Strictly speaking, Coulson J avoided deciding the issue by delivering his judgment the following day (19 January), by which time the moratorium had ended, and the employer had entered members’ voluntary liquidation (which does not automatically impose a moratorium). However, he gave a reasoned judgment as it had been fully argued, was relevant to costs and, of most interest, he considered that it:
“…has wide ramifications, and may be relevant to other cases in the months to come.”
Where the claim is merely a money claim, it will only be in “exceptional cases” that the court will allow proceedings to continue (AES Barry v TXU Europe Energy Trading).
Was there anything exceptional about this case?
On the face of it, there was not. However, Coulson J nonetheless decided that he would have given permission for the enforcement claim to continue and gave two separate reasons for doing so.
Firstly, the balancing exercise favoured allowing the claim to continue. The proceedings were very far advanced. No additional costs would be incurred by deciding the enforcement claim and it would be of no benefit to anyone for the court to decline to determine the enforceability of the adjudicator’s decision. He was critical of the employer’s conduct (in total three NOIs had been served, containing no evidence of the financial position of the company, and neither the contractor nor the court had been informed of the NOIs at the time).
Secondly, Coulson J relied on the nature and purpose of statutory adjudication. He referred to the well-known dicta of Chadwick LJ in Carillion Construction v Devonport Royal Dockyard in relation to the “pay now, argue later” nature of adjudication decisions and said:
“Proceedings issued to enforce the decision of a construction adjudicator therefore differ in significant respects from other kinds of commercial proceedings or monetary claims.
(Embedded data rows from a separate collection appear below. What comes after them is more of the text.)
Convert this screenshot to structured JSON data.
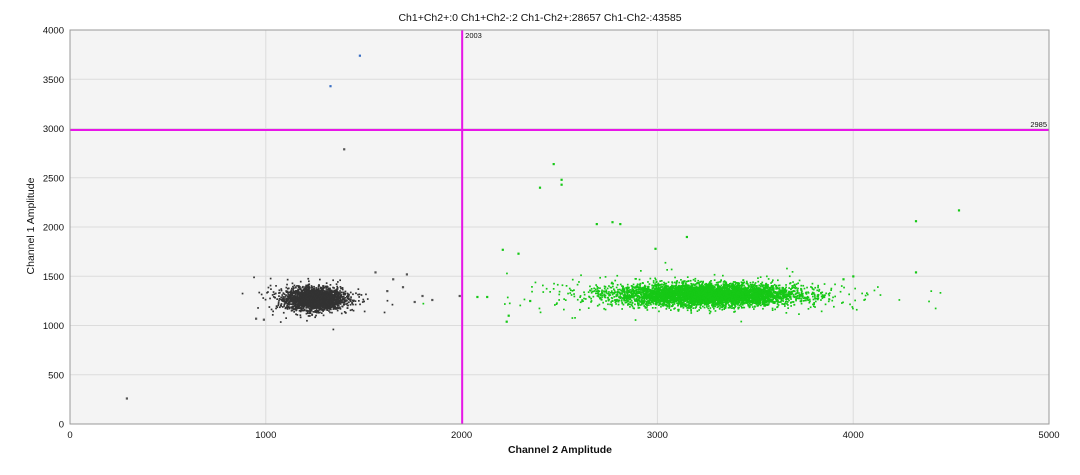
{
  "chart_data": {
    "type": "scatter",
    "title": "Ch1+Ch2+:0  Ch1+Ch2-:2  Ch1-Ch2+:28657  Ch1-Ch2-:43585",
    "xlabel": "Channel 2 Amplitude",
    "ylabel": "Channel 1 Amplitude",
    "xlim": [
      0,
      5000
    ],
    "ylim": [
      0,
      4000
    ],
    "x_ticks": [
      "0",
      "1000",
      "2000",
      "3000",
      "4000",
      "5000"
    ],
    "y_ticks": [
      "0",
      "500",
      "1000",
      "1500",
      "2000",
      "2500",
      "3000",
      "3500",
      "4000"
    ],
    "grid": true,
    "thresholds": {
      "vertical": {
        "value": 2003,
        "label": "2003"
      },
      "horizontal": {
        "value": 2985,
        "label": "2985"
      }
    },
    "clusters": [
      {
        "name": "Ch1-Ch2-",
        "color": "#333333",
        "center": [
          1250,
          1270
        ],
        "spread": [
          70,
          55
        ],
        "core_points": 2600
      },
      {
        "name": "Ch1-Ch2+",
        "color": "#16c816",
        "center": [
          3250,
          1310
        ],
        "spread": [
          230,
          55
        ],
        "core_points": 5200
      }
    ],
    "outliers": [
      {
        "x": 1480,
        "y": 3740,
        "color": "#3a6fc4"
      },
      {
        "x": 1330,
        "y": 3430,
        "color": "#3a6fc4"
      },
      {
        "x": 1400,
        "y": 2790,
        "color": "#555555"
      },
      {
        "x": 290,
        "y": 260,
        "color": "#555555"
      },
      {
        "x": 950,
        "y": 1070,
        "color": "#555555"
      },
      {
        "x": 990,
        "y": 1060,
        "color": "#555555"
      },
      {
        "x": 1560,
        "y": 1540,
        "color": "#555555"
      },
      {
        "x": 1650,
        "y": 1470,
        "color": "#555555"
      },
      {
        "x": 1720,
        "y": 1520,
        "color": "#555555"
      },
      {
        "x": 1700,
        "y": 1390,
        "color": "#555555"
      },
      {
        "x": 1800,
        "y": 1300,
        "color": "#555555"
      },
      {
        "x": 1760,
        "y": 1240,
        "color": "#555555"
      },
      {
        "x": 1850,
        "y": 1260,
        "color": "#555555"
      },
      {
        "x": 1990,
        "y": 1300,
        "color": "#555555"
      },
      {
        "x": 1620,
        "y": 1350,
        "color": "#555555"
      },
      {
        "x": 2470,
        "y": 2640,
        "color": "#16c816"
      },
      {
        "x": 2510,
        "y": 2480,
        "color": "#16c816"
      },
      {
        "x": 2400,
        "y": 2400,
        "color": "#16c816"
      },
      {
        "x": 2510,
        "y": 2430,
        "color": "#16c816"
      },
      {
        "x": 2770,
        "y": 2050,
        "color": "#16c816"
      },
      {
        "x": 2690,
        "y": 2030,
        "color": "#16c816"
      },
      {
        "x": 2810,
        "y": 2030,
        "color": "#16c816"
      },
      {
        "x": 3150,
        "y": 1900,
        "color": "#16c816"
      },
      {
        "x": 2990,
        "y": 1780,
        "color": "#16c816"
      },
      {
        "x": 2210,
        "y": 1770,
        "color": "#16c816"
      },
      {
        "x": 2290,
        "y": 1730,
        "color": "#16c816"
      },
      {
        "x": 4320,
        "y": 2060,
        "color": "#16c816"
      },
      {
        "x": 4540,
        "y": 2170,
        "color": "#16c816"
      },
      {
        "x": 4320,
        "y": 1540,
        "color": "#16c816"
      },
      {
        "x": 4000,
        "y": 1500,
        "color": "#16c816"
      },
      {
        "x": 3950,
        "y": 1470,
        "color": "#16c816"
      },
      {
        "x": 2130,
        "y": 1290,
        "color": "#16c816"
      },
      {
        "x": 2080,
        "y": 1290,
        "color": "#16c816"
      },
      {
        "x": 2230,
        "y": 1040,
        "color": "#16c816"
      },
      {
        "x": 2240,
        "y": 1100,
        "color": "#16c816"
      },
      {
        "x": 2350,
        "y": 1250,
        "color": "#16c816"
      }
    ]
  }
}
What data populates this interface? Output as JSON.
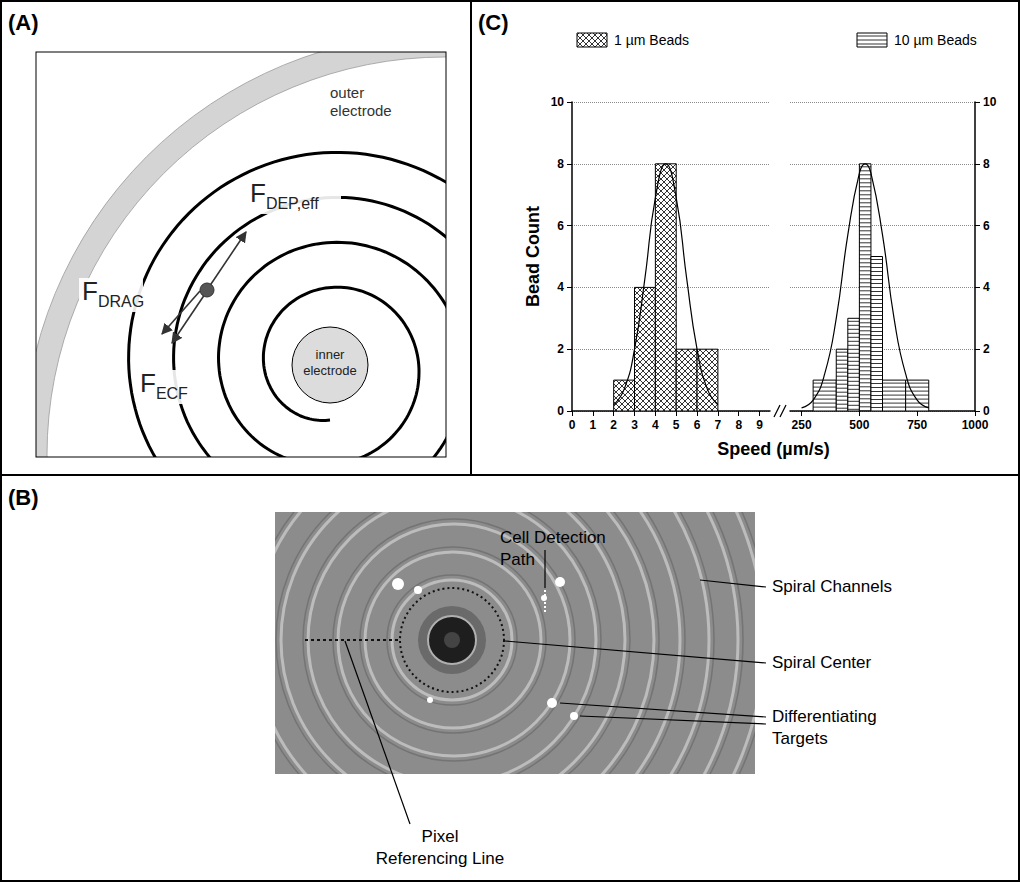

I venture to suggest that the regime described by Chadwick LJ is unique, without any real parallel in other parts of the High Court. Adjudication enforcement proceedings such as these presuppose that there has already been a decision, on the merits, by an adjudicator, that there is a sum of money which, prima facie, is due and owing under the contract or pursuant to statute. Indeed, such enforcement proceedings presuppose that the defendant is in breach of contract or in breach of statute for not paying the sum found due by the adjudicator. … I consider that a party such as the claimant, who has a decision in its favour from an adjudicator, is in a much better position than most to argue that the court should exercise its discretion to continue to an enforcement hearing.”
What next?
As far as I know this is the first reported decision in which the TCC has considered the interplay between the adjudication regime under the Construction Act 1996 and the insolvency regime in relation to administration under Schedule B1 to the Insolvency Act 1986.
While strictly obiter, Coulson J’s approach is likely to be followed by the other TCC judges. It is consistent with the TCC’s pro-enforcement stance in relation to adjudicator’s decisions and the reluctance to allow the insolvency of parties against whom adjudicator’s decisions have been made to act as a bar to immediate enforcement.
However, it remains to be seen what approach the court would take if, for example, the issue arose earlier in the adjudication enforcement proceedings and there could be no criticism of the defendant’s conduct:
- Would Coulson J’s second reason be sufficient on its own?
- If the balancing exercise did not favour allowing the claim to continue, would permission be given simply because it was a claim to enforce an adjudication decision?
This is not clear from Coulson J’s judgment. I suspect, as with most cases, it will be a question of fact and degree – but this decision gives a clear indication of the way the wind is blowing.